The Murray-Darling Basin produces 39 per cent of Australia's agricultural production. It also contains 65 per cent of the irrigated land and 40 per cent of the farms. Even if you only halve that, you reduce Australia's food production by 20 per cent. Does the government want to see Australia turn into a country that imports all its food? That is what will happen if Labor threatens our food security with this legislation. Australia is a big country and there is plenty of scope to plant trees in marginal country where farming is less viable and where there are environmental co-benefits in relation to salinity, erosion, woody weeds, biodiversity, bird life and so on. I question Labor's consultation process if they believe it is a good idea to plant trees on Australia's prime food production land. This is just another example of why the coalition needs to see more detail. We will not and cannot support initiatives that damage food security and cause job losses.

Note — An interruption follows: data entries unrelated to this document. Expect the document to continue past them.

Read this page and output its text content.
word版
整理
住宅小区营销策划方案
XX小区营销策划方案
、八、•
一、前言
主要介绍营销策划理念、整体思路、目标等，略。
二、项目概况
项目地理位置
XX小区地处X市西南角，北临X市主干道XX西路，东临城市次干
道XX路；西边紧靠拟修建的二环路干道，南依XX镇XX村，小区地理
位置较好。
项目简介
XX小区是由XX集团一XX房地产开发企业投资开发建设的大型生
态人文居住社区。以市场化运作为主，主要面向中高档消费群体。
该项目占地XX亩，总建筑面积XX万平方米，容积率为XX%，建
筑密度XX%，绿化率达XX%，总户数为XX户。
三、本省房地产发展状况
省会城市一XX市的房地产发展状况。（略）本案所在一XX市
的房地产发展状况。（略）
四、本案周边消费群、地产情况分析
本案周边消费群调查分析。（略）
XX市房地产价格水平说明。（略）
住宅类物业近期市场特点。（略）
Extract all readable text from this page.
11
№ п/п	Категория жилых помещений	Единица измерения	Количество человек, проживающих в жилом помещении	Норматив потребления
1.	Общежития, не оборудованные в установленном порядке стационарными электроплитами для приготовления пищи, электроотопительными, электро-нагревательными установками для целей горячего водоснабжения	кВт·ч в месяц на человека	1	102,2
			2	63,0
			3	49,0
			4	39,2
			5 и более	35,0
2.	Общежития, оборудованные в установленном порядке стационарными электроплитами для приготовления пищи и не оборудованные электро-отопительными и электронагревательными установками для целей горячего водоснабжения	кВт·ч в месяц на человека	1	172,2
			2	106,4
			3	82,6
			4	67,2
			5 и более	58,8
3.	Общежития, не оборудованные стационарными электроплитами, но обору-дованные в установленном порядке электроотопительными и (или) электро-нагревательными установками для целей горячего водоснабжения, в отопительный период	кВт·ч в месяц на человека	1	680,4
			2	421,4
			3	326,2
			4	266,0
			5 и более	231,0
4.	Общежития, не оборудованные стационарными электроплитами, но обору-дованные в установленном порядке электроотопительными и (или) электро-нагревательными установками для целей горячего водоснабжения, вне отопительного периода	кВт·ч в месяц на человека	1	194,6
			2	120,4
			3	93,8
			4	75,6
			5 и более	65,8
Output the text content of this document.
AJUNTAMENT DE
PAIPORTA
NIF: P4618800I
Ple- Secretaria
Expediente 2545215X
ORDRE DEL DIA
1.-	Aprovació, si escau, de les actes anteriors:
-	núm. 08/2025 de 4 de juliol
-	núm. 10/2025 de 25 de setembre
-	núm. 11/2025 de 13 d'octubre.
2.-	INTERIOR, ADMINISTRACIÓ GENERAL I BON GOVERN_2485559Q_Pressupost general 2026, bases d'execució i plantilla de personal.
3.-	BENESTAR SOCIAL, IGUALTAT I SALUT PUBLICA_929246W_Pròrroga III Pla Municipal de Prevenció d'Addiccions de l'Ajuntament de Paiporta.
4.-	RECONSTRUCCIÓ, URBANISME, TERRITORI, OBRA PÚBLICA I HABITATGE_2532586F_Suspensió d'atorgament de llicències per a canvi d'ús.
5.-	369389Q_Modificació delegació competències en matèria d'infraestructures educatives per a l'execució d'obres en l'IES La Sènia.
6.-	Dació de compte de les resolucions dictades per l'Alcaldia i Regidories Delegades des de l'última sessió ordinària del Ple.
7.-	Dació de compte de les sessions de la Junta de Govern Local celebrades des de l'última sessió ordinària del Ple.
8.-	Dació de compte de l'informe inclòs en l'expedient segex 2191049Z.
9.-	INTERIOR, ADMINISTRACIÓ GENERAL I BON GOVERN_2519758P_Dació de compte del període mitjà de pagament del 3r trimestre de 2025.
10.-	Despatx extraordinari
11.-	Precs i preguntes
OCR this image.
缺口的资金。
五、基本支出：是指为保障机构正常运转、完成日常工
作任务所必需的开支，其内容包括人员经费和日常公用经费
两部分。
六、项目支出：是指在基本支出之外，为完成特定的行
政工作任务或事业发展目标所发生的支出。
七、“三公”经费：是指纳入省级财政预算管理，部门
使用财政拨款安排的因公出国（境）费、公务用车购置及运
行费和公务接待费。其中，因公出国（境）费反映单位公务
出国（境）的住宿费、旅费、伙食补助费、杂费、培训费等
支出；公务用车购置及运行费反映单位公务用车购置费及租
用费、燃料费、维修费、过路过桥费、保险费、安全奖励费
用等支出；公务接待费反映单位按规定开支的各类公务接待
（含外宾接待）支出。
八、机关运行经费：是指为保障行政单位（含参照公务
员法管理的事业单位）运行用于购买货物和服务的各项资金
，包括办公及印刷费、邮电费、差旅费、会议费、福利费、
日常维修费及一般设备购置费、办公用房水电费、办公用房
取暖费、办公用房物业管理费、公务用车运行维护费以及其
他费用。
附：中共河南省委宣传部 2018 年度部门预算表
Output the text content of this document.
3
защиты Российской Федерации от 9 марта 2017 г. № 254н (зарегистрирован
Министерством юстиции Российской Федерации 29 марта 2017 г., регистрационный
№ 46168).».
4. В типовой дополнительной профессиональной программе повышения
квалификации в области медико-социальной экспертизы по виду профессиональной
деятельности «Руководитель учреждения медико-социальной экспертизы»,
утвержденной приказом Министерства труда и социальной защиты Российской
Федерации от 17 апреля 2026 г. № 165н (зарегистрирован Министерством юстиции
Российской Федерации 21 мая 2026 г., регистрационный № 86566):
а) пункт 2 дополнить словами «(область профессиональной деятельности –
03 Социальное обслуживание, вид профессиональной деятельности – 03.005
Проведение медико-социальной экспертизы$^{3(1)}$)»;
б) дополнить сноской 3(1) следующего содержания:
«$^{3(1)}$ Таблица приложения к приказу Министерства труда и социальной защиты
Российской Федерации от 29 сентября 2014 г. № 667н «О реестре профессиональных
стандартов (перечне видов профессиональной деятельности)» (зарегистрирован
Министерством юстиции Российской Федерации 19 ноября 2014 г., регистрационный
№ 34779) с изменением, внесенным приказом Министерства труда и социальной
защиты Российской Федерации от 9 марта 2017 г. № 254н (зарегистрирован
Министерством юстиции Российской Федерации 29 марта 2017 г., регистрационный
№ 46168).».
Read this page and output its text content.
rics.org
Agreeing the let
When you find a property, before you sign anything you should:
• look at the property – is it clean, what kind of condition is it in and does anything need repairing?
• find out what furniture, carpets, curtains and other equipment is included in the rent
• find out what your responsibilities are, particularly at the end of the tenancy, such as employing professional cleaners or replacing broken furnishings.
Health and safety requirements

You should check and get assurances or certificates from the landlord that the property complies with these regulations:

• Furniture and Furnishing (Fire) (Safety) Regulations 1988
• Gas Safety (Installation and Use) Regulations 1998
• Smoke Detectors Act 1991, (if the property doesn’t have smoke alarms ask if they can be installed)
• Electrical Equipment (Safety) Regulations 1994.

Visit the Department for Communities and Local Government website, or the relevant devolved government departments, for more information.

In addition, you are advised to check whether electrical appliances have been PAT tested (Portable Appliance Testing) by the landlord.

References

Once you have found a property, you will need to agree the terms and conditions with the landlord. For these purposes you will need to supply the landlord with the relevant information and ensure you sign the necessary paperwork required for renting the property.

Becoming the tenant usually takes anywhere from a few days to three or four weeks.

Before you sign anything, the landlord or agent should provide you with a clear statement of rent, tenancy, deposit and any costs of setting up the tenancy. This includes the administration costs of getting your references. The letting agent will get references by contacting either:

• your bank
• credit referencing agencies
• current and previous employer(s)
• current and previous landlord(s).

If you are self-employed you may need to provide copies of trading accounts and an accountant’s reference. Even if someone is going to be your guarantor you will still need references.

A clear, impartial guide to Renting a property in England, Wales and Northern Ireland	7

A concern for farmers is the duration of abatements in this legislation. The 100-year life of credits gives rise to problems when carbon stores are prematurely disturbed by no-fault or natural events but proponents are required to re-establish or regenerate carbon stores, or relinquish carbon credits. Over a 100-year life cycle, it is highly probable that carbon stores will be affected by an event, such as a bushfire, which releases the carbon store, leaving the proponent liable. It is ridiculous to lock farmers in for 100 years; so much can change in that time. Farmers should be concerned about this government and its legislation. Labor is certainly out of touch.

Labor and the Greens are in conflict over the starting price of their carbon tax. The Greens have called for a carbon price in excess of $40 a tonne. The government commissioned report from Deloitte has found that an emissions tax of $40 per tonne would be needed to encourage a national transition from coal-fired electricity to gas. Not that long ago, on 18 May, Senator Sarah Hanson-Young from the Greens said the carbon tax may need to reach $100 a tonne to make renewable energy competitive.

Our direct action climate change policy will reduce emissions in a way that is economically responsible and it will not cost Australian jobs. The coalition's direct action plan will reduce emissions by 5 per cent by 2020 through creating a fund to buy back greenhouse emissions, more tree planting, better soils and smarter technology. We want the detail and, if the government has nothing to hide, why would they deny the House the ability to examine the regulations so that we in opposition can make up our minds fully informed?